Spoon into a greased casserole or individual ramekins and top with onion rings. Bake at 350 for 20-30 minutes—watch color of onion rings as a guide. They should brown but not burn. Casserole just has to get hot. Serve immediately.

PS You don’t have to do that orange Jell-O thing; a tossed salad is nice with this.

Thursday, December 5, 2019

All about cranberries




Did you have cranberries with your Thanksgiving feast? About twenty percent of all cranberries sold annually are purchased over the Thanksgiving holiday. That bright red berry is what the food industry calls a “special occasion food.”

This year, visiting my son, there was a fresh, homemade cranberry relish, brought by a friend, on the table—a bit tart but good. There was also canned, sliced, jellied cranberry sauce—both my daughters-in-law love it. Those two dishes spoke of what I see as two different food philosophies!

For me, cranberry relish at the holidays should be the way my mom fixed it—well, really it was my dad who made it. Making cranberry relish was a ritual in our household before the days of food processors. Dad hauled out the old hand grinder, fastened it to a short worn stepladder—I can see that chipped green paint in my mind yet—and began to grind, a chore he did because, he said, it took too much strength for Mom to do it. I think they both enjoyed the shared work.

Thanks to his effort, a bag of cranberries, washed and sorted, an orange, peel and all, a sweet apple like a Red Delicious, also unpeeled, went into a bowl. Mom added sugar sparingly, getting it just right because we didn’t want it too tart or too sweet. You can find precise recipesfor raw cranberry relish should you need them on the internet, I’d suggest you use less sugar than recommended and then taste, sweetening to your personal palate.

Some people use honey instead of sugar. Others add a small can of crushed pineapple or some chopped pecans. It’s a flexible dish, that cranberry relish.[

The thing about cranberries is that they are an overlooked health food, as good for you as blueberries. They are naturally low in sugar, though they require sweetening to be palatable; they are rich in antioxidants which promote cardiovascular health. Cranberry juice is often recommended for treatment of urinary tract infections.

When you think of cranberries at the holidays, you probably think of fresh berries—they only seem to appear in markets in November and December.
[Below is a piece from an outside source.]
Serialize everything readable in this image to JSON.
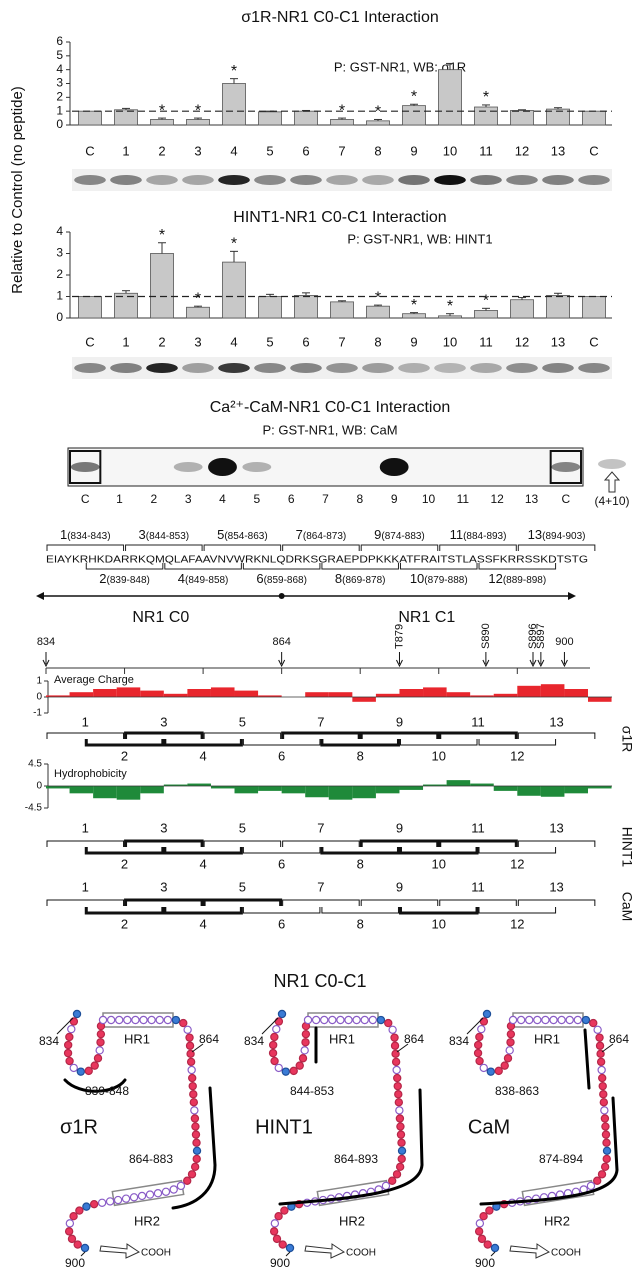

Truth is only five percent of cranberries are sold fresh—most are processed into juice, that abominable canned relish, or craisins—those delightful substitutes for raisins which are great in everything from salads to oatmeal.

Thanks to a neighbor, I discovered a new cranberry recipe this past Thanksgiving. Easy and quick, it’s officially called crustless cranberry pie. To me, it’s like cake and great for dessert—but shh! Don’t tell. I’ve been eating cake for breakfast.

Crustless cranberry pie

1 cup all-purpose flour

1 cup white sugar

¼ tsp. salt

2 cups cranberries

½ cup chopped walnuts or pecans (I’m not always a fan of nuts, and I left them out)

½ cup butter, melted

2 eggs, beaten

1 tsp. almond extract

Directions:

Pre-heat oven to 350o. Grease 9-inch pie pan.

Combine flour, sugar, and salt. Stir in cranberries and nuts; toss to coat. Stir in butter, beaten eggs, and almond extract. Spread batter into prepared pan.

Bake at 350o for 40 minutes or until wooden pick inserted near center comes out clean. Serve warm with whipped cream or ice cream.